# Wanted: Iver Johnson Pedal Cranks



## markivpedalpusher (Aug 16, 2013)

I need a pair of pedal cranks for an early Iver Johnson trike. Anyone have a pair they can spare?


----------



## GiovanniLiCalsi (Aug 16, 2013)

You might be better off to machine a set of these.


----------



## markivpedalpusher (Aug 16, 2013)

I'm hoping to find a donor trike or parts.


----------



## ridingtoy (Aug 16, 2013)

Seeing needs like this is when I wish I had taken up the machinist trade in my younger years. Nothing like having the tools, and skill to use them, to make just about any metal part needed to fix up older collectables.

Dave


----------



## GiovanniLiCalsi (Aug 16, 2013)

You might be able to take a similar pair of cranks and custom machine them to look the same.


----------



## markivpedalpusher (Aug 16, 2013)

I agree hopefully I'll find a similar pair. My trike would probably be considered a parts trike but I like the challenge of bringing it back to life.


----------



## ridingtoy (Aug 17, 2013)

markivpedalpusher said:


> I agree hopefully I'll find a similar pair. My trike would probably be considered a parts trike but I like the challenge of bringing it back to life.

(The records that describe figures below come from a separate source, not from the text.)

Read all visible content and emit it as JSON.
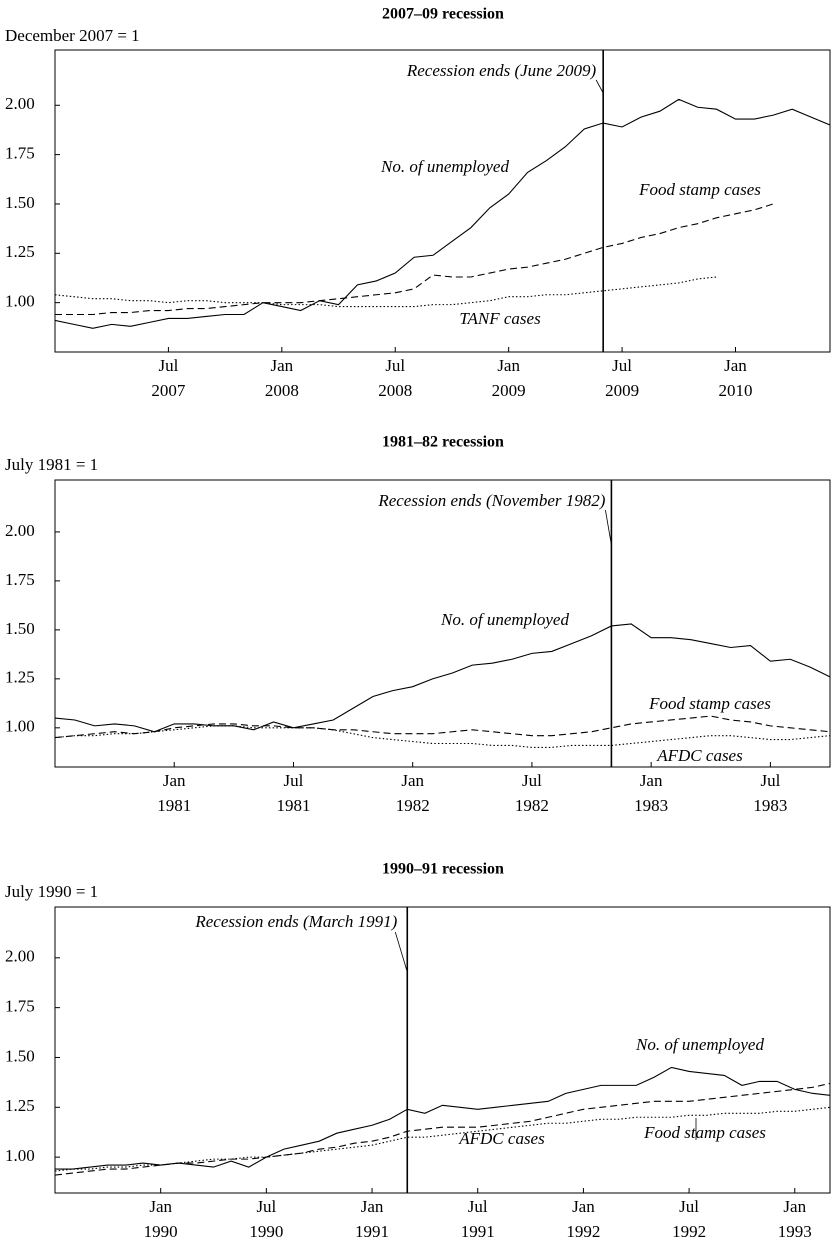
{
  "chart_data": [
    {
      "type": "line",
      "title": "2007–09 recession",
      "ylabel": "December 2007 = 1",
      "x": [
        "2007-01",
        "2007-02",
        "2007-03",
        "2007-04",
        "2007-05",
        "2007-06",
        "2007-07",
        "2007-08",
        "2007-09",
        "2007-10",
        "2007-11",
        "2007-12",
        "2008-01",
        "2008-02",
        "2008-03",
        "2008-04",
        "2008-05",
        "2008-06",
        "2008-07",
        "2008-08",
        "2008-09",
        "2008-10",
        "2008-11",
        "2008-12",
        "2009-01",
        "2009-02",
        "2009-03",
        "2009-04",
        "2009-05",
        "2009-06",
        "2009-07",
        "2009-08",
        "2009-09",
        "2009-10",
        "2009-11",
        "2009-12",
        "2010-01",
        "2010-02",
        "2010-03",
        "2010-04",
        "2010-05",
        "2010-06"
      ],
      "series": [
        {
          "name": "No. of unemployed",
          "color": "#000000",
          "dash": "solid",
          "values": [
            0.91,
            0.89,
            0.87,
            0.89,
            0.88,
            0.9,
            0.92,
            0.92,
            0.93,
            0.94,
            0.94,
            1.0,
            0.98,
            0.96,
            1.01,
            0.99,
            1.09,
            1.11,
            1.15,
            1.23,
            1.24,
            1.31,
            1.38,
            1.48,
            1.55,
            1.66,
            1.72,
            1.79,
            1.88,
            1.91,
            1.89,
            1.94,
            1.97,
            2.03,
            1.99,
            1.98,
            1.93,
            1.93,
            1.95,
            1.98,
            1.94,
            1.9
          ]
        },
        {
          "name": "Food stamp cases",
          "color": "#000000",
          "dash": "dashed",
          "values": [
            0.94,
            0.94,
            0.94,
            0.95,
            0.95,
            0.96,
            0.96,
            0.97,
            0.97,
            0.98,
            0.99,
            1.0,
            1.0,
            1.0,
            1.01,
            1.02,
            1.03,
            1.04,
            1.05,
            1.07,
            1.14,
            1.13,
            1.13,
            1.15,
            1.17,
            1.18,
            1.2,
            1.22,
            1.25,
            1.28,
            1.3,
            1.33,
            1.35,
            1.38,
            1.4,
            1.43,
            1.45,
            1.47,
            1.5,
            null,
            null,
            null
          ]
        },
        {
          "name": "TANF cases",
          "color": "#000000",
          "dash": "dotted",
          "values": [
            1.04,
            1.03,
            1.02,
            1.02,
            1.01,
            1.01,
            1.0,
            1.01,
            1.01,
            1.0,
            1.0,
            1.0,
            0.99,
            0.99,
            0.99,
            0.98,
            0.98,
            0.98,
            0.98,
            0.98,
            0.99,
            0.99,
            1.0,
            1.01,
            1.03,
            1.03,
            1.04,
            1.04,
            1.05,
            1.06,
            1.07,
            1.08,
            1.09,
            1.1,
            1.12,
            1.13,
            null,
            null,
            null,
            null,
            null,
            null
          ]
        }
      ],
      "xlim": [
        "2007-01",
        "2010-06"
      ],
      "xticks": [
        {
          "value": "2007-07",
          "label": [
            "Jul",
            "2007"
          ]
        },
        {
          "value": "2008-01",
          "label": [
            "Jan",
            "2008"
          ]
        },
        {
          "value": "2008-07",
          "label": [
            "Jul",
            "2008"
          ]
        },
        {
          "value": "2009-01",
          "label": [
            "Jan",
            "2009"
          ]
        },
        {
          "value": "2009-07",
          "label": [
            "Jul",
            "2009"
          ]
        },
        {
          "value": "2010-01",
          "label": [
            "Jan",
            "2010"
          ]
        }
      ],
      "ylim": [
        0.75,
        2.28
      ],
      "yticks": [
        {
          "value": 1,
          "label": "1.00"
        },
        {
          "value": 1.25,
          "label": "1.25"
        },
        {
          "value": 1.5,
          "label": "1.50"
        },
        {
          "value": 1.75,
          "label": "1.75"
        },
        {
          "value": 2,
          "label": "2.00"
        }
      ],
      "annotation": {
        "text": "Recession ends (June 2009)",
        "x": "2009-06"
      }
    },
    {
      "type": "line",
      "title": "1981–82 recession",
      "ylabel": "July 1981 = 1",
      "x": [
        "1980-07",
        "1980-08",
        "1980-09",
        "1980-10",
        "1980-11",
        "1980-12",
        "1981-01",
        "1981-02",
        "1981-03",
        "1981-04",
        "1981-05",
        "1981-06",
        "1981-07",
        "1981-08",
        "1981-09",
        "1981-10",
        "1981-11",
        "1981-12",
        "1982-01",
        "1982-02",
        "1982-03",
        "1982-04",
        "1982-05",
        "1982-06",
        "1982-07",
        "1982-08",
        "1982-09",
        "1982-10",
        "1982-11",
        "1982-12",
        "1983-01",
        "1983-02",
        "1983-03",
        "1983-04",
        "1983-05",
        "1983-06",
        "1983-07",
        "1983-08",
        "1983-09",
        "1983-10"
      ],
      "series": [
        {
          "name": "No. of unemployed",
          "color": "#000000",
          "dash": "solid",
          "values": [
            1.05,
            1.04,
            1.01,
            1.02,
            1.01,
            0.98,
            1.02,
            1.02,
            1.01,
            1.01,
            0.99,
            1.03,
            1.0,
            1.02,
            1.04,
            1.1,
            1.16,
            1.19,
            1.21,
            1.25,
            1.28,
            1.32,
            1.33,
            1.35,
            1.38,
            1.39,
            1.43,
            1.47,
            1.52,
            1.53,
            1.46,
            1.46,
            1.45,
            1.43,
            1.41,
            1.42,
            1.34,
            1.35,
            1.31,
            1.26
          ]
        },
        {
          "name": "Food stamp cases",
          "color": "#000000",
          "dash": "dashed",
          "values": [
            0.95,
            0.96,
            0.97,
            0.98,
            0.97,
            0.98,
            1.0,
            1.01,
            1.02,
            1.02,
            1.01,
            1.01,
            1.0,
            1.0,
            0.99,
            0.99,
            0.98,
            0.97,
            0.97,
            0.97,
            0.98,
            0.99,
            0.98,
            0.97,
            0.96,
            0.96,
            0.97,
            0.98,
            1.0,
            1.02,
            1.03,
            1.04,
            1.05,
            1.06,
            1.04,
            1.03,
            1.01,
            1.0,
            0.99,
            0.98
          ]
        },
        {
          "name": "AFDC cases",
          "color": "#000000",
          "dash": "dotted",
          "values": [
            0.95,
            0.96,
            0.96,
            0.97,
            0.97,
            0.98,
            0.99,
            1.0,
            1.01,
            1.01,
            1.0,
            1.0,
            1.0,
            1.0,
            0.99,
            0.97,
            0.95,
            0.94,
            0.93,
            0.92,
            0.92,
            0.92,
            0.91,
            0.91,
            0.9,
            0.9,
            0.91,
            0.91,
            0.91,
            0.92,
            0.93,
            0.94,
            0.95,
            0.96,
            0.96,
            0.95,
            0.94,
            0.94,
            0.95,
            0.96
          ]
        }
      ],
      "xlim": [
        "1980-07",
        "1983-10"
      ],
      "xticks": [
        {
          "value": "1981-01",
          "label": [
            "Jan",
            "1981"
          ]
        },
        {
          "value": "1981-07",
          "label": [
            "Jul",
            "1981"
          ]
        },
        {
          "value": "1982-01",
          "label": [
            "Jan",
            "1982"
          ]
        },
        {
          "value": "1982-07",
          "label": [
            "Jul",
            "1982"
          ]
        },
        {
          "value": "1983-01",
          "label": [
            "Jan",
            "1983"
          ]
        },
        {
          "value": "1983-07",
          "label": [
            "Jul",
            "1983"
          ]
        }
      ],
      "ylim": [
        0.8,
        2.265
      ],
      "yticks": [
        {
          "value": 1,
          "label": "1.00"
        },
        {
          "value": 1.25,
          "label": "1.25"
        },
        {
          "value": 1.5,
          "label": "1.50"
        },
        {
          "value": 1.75,
          "label": "1.75"
        },
        {
          "value": 2,
          "label": "2.00"
        }
      ],
      "annotation": {
        "text": "Recession ends (November 1982)",
        "x": "1982-11"
      }
    },
    {
      "type": "line",
      "title": "1990–91 recession",
      "ylabel": "July 1990 = 1",
      "x": [
        "1989-07",
        "1989-08",
        "1989-09",
        "1989-10",
        "1989-11",
        "1989-12",
        "1990-01",
        "1990-02",
        "1990-03",
        "1990-04",
        "1990-05",
        "1990-06",
        "1990-07",
        "1990-08",
        "1990-09",
        "1990-10",
        "1990-11",
        "1990-12",
        "1991-01",
        "1991-02",
        "1991-03",
        "1991-04",
        "1991-05",
        "1991-06",
        "1991-07",
        "1991-08",
        "1991-09",
        "1991-10",
        "1991-11",
        "1991-12",
        "1992-01",
        "1992-02",
        "1992-03",
        "1992-04",
        "1992-05",
        "1992-06",
        "1992-07",
        "1992-08",
        "1992-09",
        "1992-10",
        "1992-11",
        "1992-12",
        "1993-01",
        "1993-02",
        "1993-03"
      ],
      "series": [
        {
          "name": "No. of unemployed",
          "color": "#000000",
          "dash": "solid",
          "values": [
            0.94,
            0.94,
            0.95,
            0.96,
            0.96,
            0.97,
            0.96,
            0.97,
            0.96,
            0.95,
            0.98,
            0.95,
            1.0,
            1.04,
            1.06,
            1.08,
            1.12,
            1.14,
            1.16,
            1.19,
            1.24,
            1.22,
            1.26,
            1.25,
            1.24,
            1.25,
            1.26,
            1.27,
            1.28,
            1.32,
            1.34,
            1.36,
            1.36,
            1.36,
            1.4,
            1.45,
            1.43,
            1.42,
            1.41,
            1.36,
            1.38,
            1.38,
            1.34,
            1.32,
            1.31
          ]
        },
        {
          "name": "Food stamp cases",
          "color": "#000000",
          "dash": "dashed",
          "values": [
            0.91,
            0.92,
            0.93,
            0.94,
            0.94,
            0.95,
            0.96,
            0.97,
            0.97,
            0.98,
            0.99,
            0.99,
            1.0,
            1.01,
            1.02,
            1.04,
            1.05,
            1.07,
            1.08,
            1.1,
            1.13,
            1.14,
            1.15,
            1.15,
            1.15,
            1.16,
            1.17,
            1.18,
            1.2,
            1.22,
            1.24,
            1.25,
            1.26,
            1.27,
            1.28,
            1.28,
            1.28,
            1.29,
            1.3,
            1.31,
            1.32,
            1.33,
            1.34,
            1.35,
            1.37
          ]
        },
        {
          "name": "AFDC cases",
          "color": "#000000",
          "dash": "dotted",
          "values": [
            0.93,
            0.94,
            0.94,
            0.95,
            0.95,
            0.96,
            0.96,
            0.97,
            0.98,
            0.99,
            0.99,
            1.0,
            1.0,
            1.01,
            1.02,
            1.03,
            1.04,
            1.05,
            1.06,
            1.08,
            1.1,
            1.1,
            1.11,
            1.12,
            1.13,
            1.14,
            1.15,
            1.16,
            1.17,
            1.17,
            1.18,
            1.19,
            1.19,
            1.2,
            1.2,
            1.2,
            1.21,
            1.21,
            1.22,
            1.22,
            1.22,
            1.23,
            1.23,
            1.24,
            1.25
          ]
        }
      ],
      "xlim": [
        "1989-07",
        "1993-03"
      ],
      "xticks": [
        {
          "value": "1990-01",
          "label": [
            "Jan",
            "1990"
          ]
        },
        {
          "value": "1990-07",
          "label": [
            "Jul",
            "1990"
          ]
        },
        {
          "value": "1991-01",
          "label": [
            "Jan",
            "1991"
          ]
        },
        {
          "value": "1991-07",
          "label": [
            "Jul",
            "1991"
          ]
        },
        {
          "value": "1992-01",
          "label": [
            "Jan",
            "1992"
          ]
        },
        {
          "value": "1992-07",
          "label": [
            "Jul",
            "1992"
          ]
        },
        {
          "value": "1993-01",
          "label": [
            "Jan",
            "1993"
          ]
        }
      ],
      "ylim": [
        0.82,
        2.255
      ],
      "yticks": [
        {
          "value": 1,
          "label": "1.00"
        },
        {
          "value": 1.25,
          "label": "1.25"
        },
        {
          "value": 1.5,
          "label": "1.50"
        },
        {
          "value": 1.75,
          "label": "1.75"
        },
        {
          "value": 2,
          "label": "2.00"
        }
      ],
      "annotation": {
        "text": "Recession ends (March 1991)",
        "x": "1991-03"
      }
    }
  ]
}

Mark, I just checked my parts stash. I have two styles of pedal cranks that could be used on a tricycle and possibly modified to suit your IJ trike. One takes a 1/2" axle and 1/2" pedal threads, and is 3" C-C on the holes. It looks similar in design to yours except for the metal at the axle which is round instead of flat at the pin hole. The second style needs a 9/16" axle also takes 1/2" pedal threads and is 3.5" C-C on the holes, but is a different design overall than yours. If you'd like to see photos I'll charge up my camera batteries and try to post them by tomorrow evening.

EDIT: The one set I have that are 3" center to center on holes is exactly like this:  http://www.ebay.com/itm/Vintage-Chi...279?pt=LH_DefaultDomain_0&hash=item27d53e6f4f

Dave


----------



## markivpedalpusher (Aug 19, 2013)

Dave

Good Morning

Sounds good if you have time this week to take a few pics. 

Thanks!
Mark


----------



## ridingtoy (Aug 19, 2013)

Yes, I'll try to take and post them either Tuesday or Wednesday evening and show front and side views.

Dave


----------



## ridingtoy (Aug 21, 2013)

*Pedal Crank photos*







Here's the two styles of cranks I have showing front and side views. The set on the left in each photo fits a 1/2" axle while the right set fits a 9/16" axle.

Dave


----------